What makes the Council’s approach so unique is that we define ruminating not as chewing the cud, or brainstorming, or dialogue, or arguing, or talking over each other, or discussing.
We engage in independent, solo, thinking out loud. We take turns, with each of us spending our turn in out-loud thinking that may or may not be relevant, that may or may not directly hit the topic and that may or may not provide a solution or answer. The point is not to give the “presenter” advice or counsel. The point is to give the presenter the benefit of the “thinker’s” very best, very deepest thinking. The thinker is absolutely never interrupted and there is never any dialogue during the thinking time. When everyone has had a turn at that, the presenter nearly always can articulate a solution or response that is uniquely that of the presenter, after digesting all of the independent thinking of the others.

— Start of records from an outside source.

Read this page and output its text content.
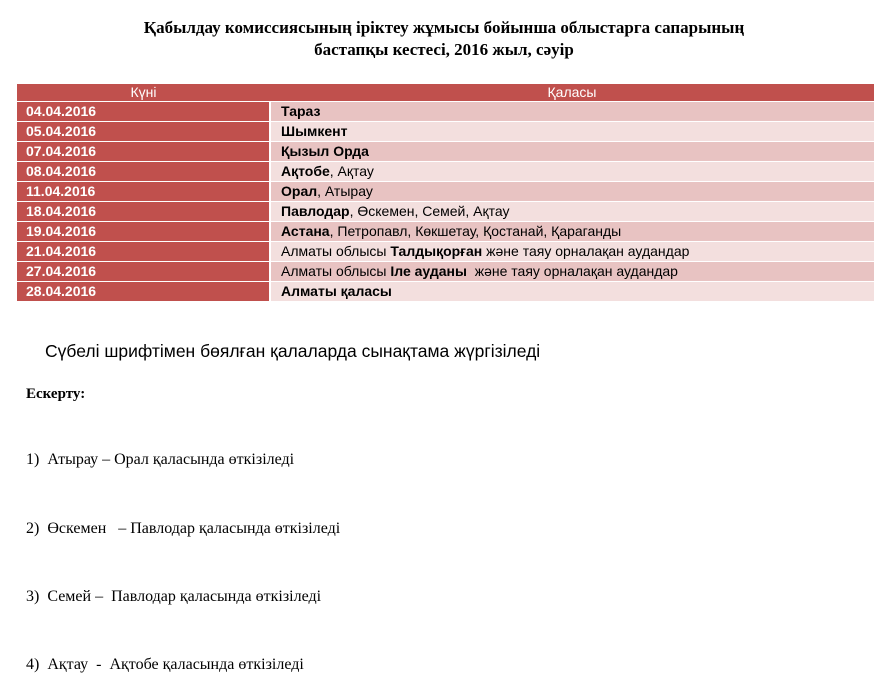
Қабылдау комиссиясының іріктеу жұмысы бойынша облыстарга сапарының
бастапқы кестесі, 2016 жыл, сәуір
Күні	Қаласы
04.04.2016	Тараз
05.04.2016	Шымкент
07.04.2016	Қызыл Орда
08.04.2016	Ақтобе, Ақтау
11.04.2016	Орал, Атырау
18.04.2016	Павлодар, Өскемен, Семей, Ақтау
19.04.2016	Астана, Петропавл, Көкшетау, Қостанай, Қараганды
21.04.2016	Алматы облысы Талдықорған және таяу орналақан аудандар
27.04.2016	Алматы облысы Іле ауданы  және таяу орналақан аудандар
28.04.2016	Алматы қаласы
Сүбелі шрифтімен бөялған қалаларда сынақтама жүргізіледі
Ескерту:

1)  Атырау – Орал қаласында өткізіледі

2)  Өскемен   – Павлодар қаласында өткізіледі

3)  Семей –  Павлодар қаласында өткізіледі

4)  Ақтау  -  Ақтобе қаласында өткізіледі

This is an extremely powerful approach to problem solving. I’d never heard of it until I began my studies under Nancy Kline. When we started the Council here in Grand Junction, Colorado, we had eight people, out of the twenty or so we introduced it to, that committed to join. We have a great deal of fun, but the real value is the gift of listening and the gift of thinking. That is just too powerful to describe; it must be experienced. Our Council (of eight) stayed committed and together until the death of one of the founders, Terry Fine. We then replaced Terry with three other people. That was more than a year ago, and the Council now numbers nine. (We lost another member due to the pressure of time--membership requires a pretty consistent commitment)
To end with, remember this: The quality of everything we do depends entirely on the quality of the thinking we do first.
Anyone else out there doing anything like this?